5.5: This post is dedicated to Chris at Zondervan, who recently sent me a couple books to review (just scroll down a couple posts). He now has me thinking about what books I'd love to have (I'm leaving out commentaries). So, here's a completely selfish post, in no particular order.

5: Putting Jesus in His Place: The Case for the Deity of Christ. Don't worry, I'm not needing to be convinced of Jesus' place in the Godhead. But from a teaching perspective, to have a book that is (1) written so non-seminary trained people can read it and (2) contains great insights gleaned from top scholars would be so helpful. I first noticed this book because of those who give their endorsements, which is like reading a Who's Who of evangelical Bible scholars. At any rate, I think this can be a great book that would help so many in the church reap the benefits of scholarly insight without having to learn all the background of theological and exegetical discussions.

4: Worship Matters by Bob Kauflin. Bob Kauflin is involved with Sovereign Grace Ministries who seems (according to reviews I've read) to have written a book that is both theological and practical. As someone who is very interested in how worship through music is used in the church, I think this book has a lot to offer. It is difficult to write theologically yet offer simple advice for how to carry out a worship service.
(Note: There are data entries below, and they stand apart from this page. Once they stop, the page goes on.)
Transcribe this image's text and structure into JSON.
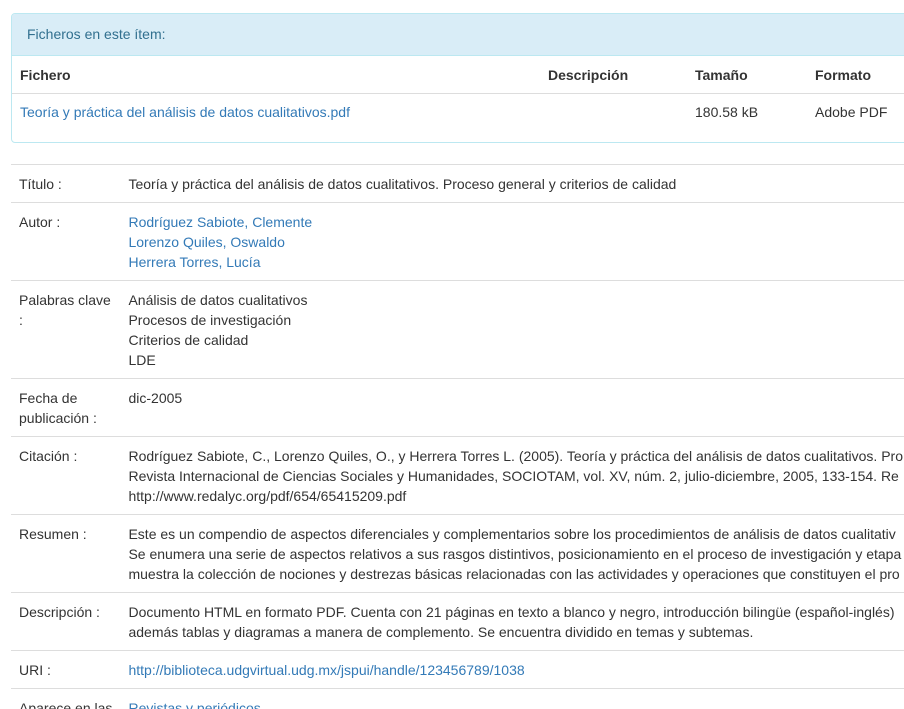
{
  "files": {
    "heading": "Ficheros en este ítem:",
    "columns": {
      "file": "Fichero",
      "description": "Descripción",
      "size": "Tamaño",
      "format": "Formato"
    },
    "rows": [
      {
        "file": "Teoría y práctica del análisis de datos cualitativos.pdf",
        "description": "",
        "size": "180.58 kB",
        "format": "Adobe PDF"
      }
    ]
  },
  "metadata": {
    "title": {
      "label": "Título :",
      "value": "Teoría y práctica del análisis de datos cualitativos. Proceso general y criterios de calidad"
    },
    "author": {
      "label": "Autor :",
      "values": [
        "Rodríguez Sabiote, Clemente",
        "Lorenzo Quiles, Oswaldo",
        "Herrera Torres, Lucía"
      ]
    },
    "keywords": {
      "label": "Palabras clave :",
      "values": [
        "Análisis de datos cualitativos",
        "Procesos de investigación",
        "Criterios de calidad",
        "LDE"
      ]
    },
    "date": {
      "label": "Fecha de publicación :",
      "value": "dic-2005"
    },
    "citation": {
      "label": "Citación :",
      "lines": [
        "Rodríguez Sabiote, C., Lorenzo Quiles, O., y Herrera Torres L. (2005). Teoría y práctica del análisis de datos cualitativos. Pro",
        "Revista Internacional de Ciencias Sociales y Humanidades, SOCIOTAM, vol. XV, núm. 2, julio-diciembre, 2005, 133-154. Re",
        "http://www.redalyc.org/pdf/654/65415209.pdf"
      ]
    },
    "abstract": {
      "label": "Resumen :",
      "lines": [
        "Este es un compendio de aspectos diferenciales y complementarios sobre los procedimientos de análisis de datos cualitativ",
        "Se enumera una serie de aspectos relativos a sus rasgos distintivos, posicionamiento en el proceso de investigación y etapa",
        "muestra la colección de nociones y destrezas básicas relacionadas con las actividades y operaciones que constituyen el pro"
      ]
    },
    "description": {
      "label": "Descripción :",
      "lines": [
        "Documento HTML en formato PDF. Cuenta con 21 páginas en texto a blanco y negro, introducción bilingüe (español-inglés)",
        "además tablas y diagramas a manera de complemento. Se encuentra dividido en temas y subtemas."
      ]
    },
    "uri": {
      "label": "URI :",
      "value": "http://biblioteca.udgvirtual.udg.mx/jspui/handle/123456789/1038"
    },
    "collections": {
      "label": "Aparece en las",
      "value": "Revistas y periódicos"
    }
  },
  "colors": {
    "link": "#337ab7",
    "panel_heading_bg": "#d9edf7",
    "panel_heading_text": "#31708f",
    "panel_border": "#bce8f1",
    "divider": "#dddddd"
  }
}
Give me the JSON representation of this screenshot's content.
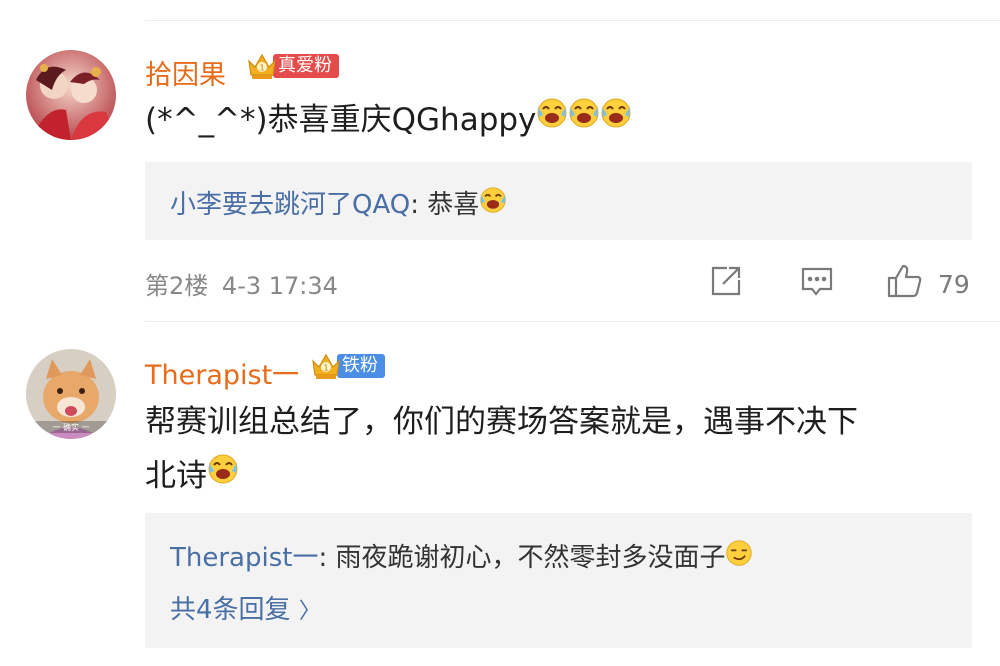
{
  "comments": [
    {
      "username": "拾因果",
      "badge": "真爱粉",
      "badge_color": "#e64b4b",
      "text": "(*^_^*)恭喜重庆QGhappy",
      "emoji_count": 3,
      "emoji_icon": "crying-laugh-emoji",
      "reply": {
        "name": "小李要去跳河了QAQ",
        "text": ": 恭喜"
      },
      "floor": "第2楼",
      "time": "4-3 17:34",
      "likes": "79"
    },
    {
      "username": "Therapist一",
      "badge": "铁粉",
      "badge_color": "#4b8ee6",
      "text_line1": "帮赛训组总结了，你们的赛场答案就是，遇事不决下",
      "text_line2": "北诗",
      "emoji_icon": "crying-laugh-emoji",
      "reply": {
        "name": "Therapist一",
        "text": ": 雨夜跪谢初心，不然零封多没面子"
      },
      "more_replies": "共4条回复 ",
      "more_replies_chevron": "〉"
    }
  ],
  "colors": {
    "username": "#e86b1a",
    "reply_name": "#4a6fa5",
    "reply_bg": "#f3f3f3",
    "meta": "#888888"
  }
}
Apparently, Kauflin has succeeded.

3: How Africa Shaped the Christian Mind: Rediscovering the African Seedbed of Western Christianity by Thomas Oden. I want to read this book because it helps correct the Western-centric understanding many of us have of Christian theology. I've grown to love church history, especially as I've learned how much of a role African theologians have played (Augustine, Tertullian, etc). Oden is a top-notch historical theologian, so you know this has to be good.

2: I'm not familiar with the author, but I've heard a lot of good things about Jerry Bridges' Respectable Sins, a look at how we've allowed subtle, "respectable" sins to creep into our life. I think this could be an interesting book for a group study.

1: Stephen Nichols has a book out called Jesus Made In America: A Cultural History from the Puritans to "The Passion of the Christ" that looks very interesting. I'm always fascinated by how culture plays a part in our shaping of how we think of Jesus, this book takes a look at that throughout American history. In my opinion, studying the mistakes of history often helps us understand how we make those same mistakes ourselves. Plus, it looks like this book might be good for a laugh or two.